Turkish President Recep Tayyip Erdogan said on Thursday he may meet Syria’s Bashar al-Assad as part of a new peace process, after their defense ministers met last week for the highest-level talks between the two foes since the Syrian war began in 2011.
In a speech in Ankara, Erdogan said the next step, following the landmark talks between defense ministers in Moscow, would be a trilateral meeting of the foreign ministers from Turkey, Russia and Syria, to further develop contacts.
“We have launched a process as Russia-Turkey-Syria,” Erdogan said. “We will bring our foreign ministers together and then, depending on developments, we will come together as leaders.”
Turkey has been the primary backer of Syria’s opposition for more than a decade of war, while Russia has backed the Syrian government.
The conflict, which has killed hundreds of thousands of people, displaced millions and drawn in regional and world powers, has ground on into a second decade, although fighting is at a lower intensity than in earlier years.

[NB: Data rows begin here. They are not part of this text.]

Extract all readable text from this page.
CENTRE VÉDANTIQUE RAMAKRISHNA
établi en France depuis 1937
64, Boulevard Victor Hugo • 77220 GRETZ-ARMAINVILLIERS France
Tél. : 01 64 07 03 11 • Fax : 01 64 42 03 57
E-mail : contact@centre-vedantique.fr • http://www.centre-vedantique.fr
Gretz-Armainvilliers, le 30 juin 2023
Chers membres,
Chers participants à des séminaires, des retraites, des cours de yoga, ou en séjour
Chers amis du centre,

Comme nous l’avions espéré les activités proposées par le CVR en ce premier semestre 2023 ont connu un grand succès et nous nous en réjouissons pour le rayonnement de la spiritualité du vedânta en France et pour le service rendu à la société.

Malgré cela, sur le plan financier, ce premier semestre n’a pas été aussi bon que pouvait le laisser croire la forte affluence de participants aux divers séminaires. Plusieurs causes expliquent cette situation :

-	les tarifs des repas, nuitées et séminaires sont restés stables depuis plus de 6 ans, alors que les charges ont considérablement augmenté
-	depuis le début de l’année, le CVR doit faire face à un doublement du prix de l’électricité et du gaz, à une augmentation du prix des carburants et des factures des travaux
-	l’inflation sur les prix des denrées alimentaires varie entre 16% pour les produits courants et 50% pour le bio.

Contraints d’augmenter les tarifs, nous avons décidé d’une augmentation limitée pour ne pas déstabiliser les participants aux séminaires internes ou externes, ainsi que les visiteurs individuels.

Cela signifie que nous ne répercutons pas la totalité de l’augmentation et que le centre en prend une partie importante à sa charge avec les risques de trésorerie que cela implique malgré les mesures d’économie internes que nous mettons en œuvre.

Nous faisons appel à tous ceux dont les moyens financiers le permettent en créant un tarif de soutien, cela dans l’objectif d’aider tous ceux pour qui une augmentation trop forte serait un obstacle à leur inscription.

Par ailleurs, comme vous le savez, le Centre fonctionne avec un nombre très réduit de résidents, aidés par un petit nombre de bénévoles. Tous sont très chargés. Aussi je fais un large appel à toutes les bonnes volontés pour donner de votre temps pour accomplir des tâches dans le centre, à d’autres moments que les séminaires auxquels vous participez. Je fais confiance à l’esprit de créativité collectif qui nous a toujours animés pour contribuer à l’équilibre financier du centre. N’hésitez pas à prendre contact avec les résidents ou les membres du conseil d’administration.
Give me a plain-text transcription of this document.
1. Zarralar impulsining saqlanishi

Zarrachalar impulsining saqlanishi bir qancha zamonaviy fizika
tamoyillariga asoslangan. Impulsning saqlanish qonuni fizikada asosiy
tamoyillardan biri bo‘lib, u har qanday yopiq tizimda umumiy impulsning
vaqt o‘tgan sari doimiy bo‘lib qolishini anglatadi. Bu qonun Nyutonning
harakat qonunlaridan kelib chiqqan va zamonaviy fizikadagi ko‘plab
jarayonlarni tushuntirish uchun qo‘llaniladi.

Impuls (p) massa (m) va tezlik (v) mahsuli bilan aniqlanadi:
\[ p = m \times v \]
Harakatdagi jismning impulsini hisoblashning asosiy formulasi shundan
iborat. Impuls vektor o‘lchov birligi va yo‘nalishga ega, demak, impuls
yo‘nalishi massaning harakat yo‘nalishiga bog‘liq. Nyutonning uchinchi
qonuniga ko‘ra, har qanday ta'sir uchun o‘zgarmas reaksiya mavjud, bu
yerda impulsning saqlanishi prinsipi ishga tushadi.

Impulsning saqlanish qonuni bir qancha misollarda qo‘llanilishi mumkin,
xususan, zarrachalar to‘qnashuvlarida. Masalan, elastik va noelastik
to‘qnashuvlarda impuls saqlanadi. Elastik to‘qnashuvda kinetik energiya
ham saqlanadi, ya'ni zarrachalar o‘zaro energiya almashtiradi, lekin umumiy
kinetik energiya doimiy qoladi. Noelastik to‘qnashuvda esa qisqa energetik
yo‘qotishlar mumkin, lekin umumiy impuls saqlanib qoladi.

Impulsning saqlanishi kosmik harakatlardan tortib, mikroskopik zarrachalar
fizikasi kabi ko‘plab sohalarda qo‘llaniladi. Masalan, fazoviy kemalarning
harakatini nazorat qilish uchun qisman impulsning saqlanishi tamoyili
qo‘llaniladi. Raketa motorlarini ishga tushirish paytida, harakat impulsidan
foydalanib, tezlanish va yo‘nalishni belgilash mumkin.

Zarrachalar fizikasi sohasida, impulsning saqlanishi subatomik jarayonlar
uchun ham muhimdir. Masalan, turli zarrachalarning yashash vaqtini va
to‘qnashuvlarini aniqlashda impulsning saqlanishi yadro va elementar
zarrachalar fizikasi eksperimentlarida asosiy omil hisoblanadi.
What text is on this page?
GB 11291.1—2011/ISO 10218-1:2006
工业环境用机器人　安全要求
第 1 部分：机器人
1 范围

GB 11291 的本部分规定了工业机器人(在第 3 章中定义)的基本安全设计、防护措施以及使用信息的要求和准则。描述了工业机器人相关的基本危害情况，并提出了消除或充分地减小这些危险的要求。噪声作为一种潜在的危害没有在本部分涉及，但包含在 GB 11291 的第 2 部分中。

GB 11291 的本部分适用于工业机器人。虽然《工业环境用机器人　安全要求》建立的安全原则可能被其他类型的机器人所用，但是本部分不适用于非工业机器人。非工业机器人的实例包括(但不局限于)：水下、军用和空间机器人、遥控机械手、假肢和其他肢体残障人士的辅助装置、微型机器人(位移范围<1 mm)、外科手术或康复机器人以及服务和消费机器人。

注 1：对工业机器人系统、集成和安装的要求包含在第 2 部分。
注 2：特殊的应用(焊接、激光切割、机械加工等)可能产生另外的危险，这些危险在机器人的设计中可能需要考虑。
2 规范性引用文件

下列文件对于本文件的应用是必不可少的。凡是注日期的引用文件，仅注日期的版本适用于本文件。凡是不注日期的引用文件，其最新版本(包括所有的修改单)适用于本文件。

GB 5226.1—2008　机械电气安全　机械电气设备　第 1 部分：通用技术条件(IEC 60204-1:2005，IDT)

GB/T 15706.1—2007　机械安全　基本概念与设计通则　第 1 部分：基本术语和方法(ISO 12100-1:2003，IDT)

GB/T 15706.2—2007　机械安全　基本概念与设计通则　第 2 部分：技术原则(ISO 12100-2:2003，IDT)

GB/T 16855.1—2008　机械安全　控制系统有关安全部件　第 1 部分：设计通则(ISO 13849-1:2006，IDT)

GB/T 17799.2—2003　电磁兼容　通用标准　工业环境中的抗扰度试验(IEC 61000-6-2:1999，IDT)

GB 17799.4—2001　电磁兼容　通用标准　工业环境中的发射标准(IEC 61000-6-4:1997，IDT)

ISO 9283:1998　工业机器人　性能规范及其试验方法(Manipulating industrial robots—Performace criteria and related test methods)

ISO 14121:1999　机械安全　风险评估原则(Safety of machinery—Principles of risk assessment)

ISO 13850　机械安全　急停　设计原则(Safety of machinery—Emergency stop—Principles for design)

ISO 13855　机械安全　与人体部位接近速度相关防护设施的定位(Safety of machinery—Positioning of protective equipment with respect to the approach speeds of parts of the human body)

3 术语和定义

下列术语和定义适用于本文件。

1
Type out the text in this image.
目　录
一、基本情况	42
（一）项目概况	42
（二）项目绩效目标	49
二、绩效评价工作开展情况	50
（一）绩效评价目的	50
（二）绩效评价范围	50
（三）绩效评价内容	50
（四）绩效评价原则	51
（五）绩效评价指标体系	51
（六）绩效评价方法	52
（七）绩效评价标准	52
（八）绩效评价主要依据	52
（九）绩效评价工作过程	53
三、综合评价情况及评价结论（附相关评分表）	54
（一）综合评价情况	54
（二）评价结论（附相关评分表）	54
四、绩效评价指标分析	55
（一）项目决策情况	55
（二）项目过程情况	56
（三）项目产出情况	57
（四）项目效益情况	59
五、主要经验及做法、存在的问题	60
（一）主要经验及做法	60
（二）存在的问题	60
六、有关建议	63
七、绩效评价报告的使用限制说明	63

With backing from Russia and Iran, al-Assad’s government has recovered most Syrian territory. Turkish-backed opposition fighters still control a pocket in the northwest, and Kurdish fighters backed by the United States also control territory near the Turkish border.
A Turkish official said the Turkish and Syrian defense ministers met in Moscow on December 28., with the topics of migration and Kurdish militants on the agenda.
Turkish-Syrian rapprochement seemed unthinkable earlier in the conflict, and Syria’s opposition has urged Turkey to reaffirm its support.
Ankara has sought to reassure the opposition, with Defense Minister Hulusi Akar saying Turkey would not take any step that would cause problems for them.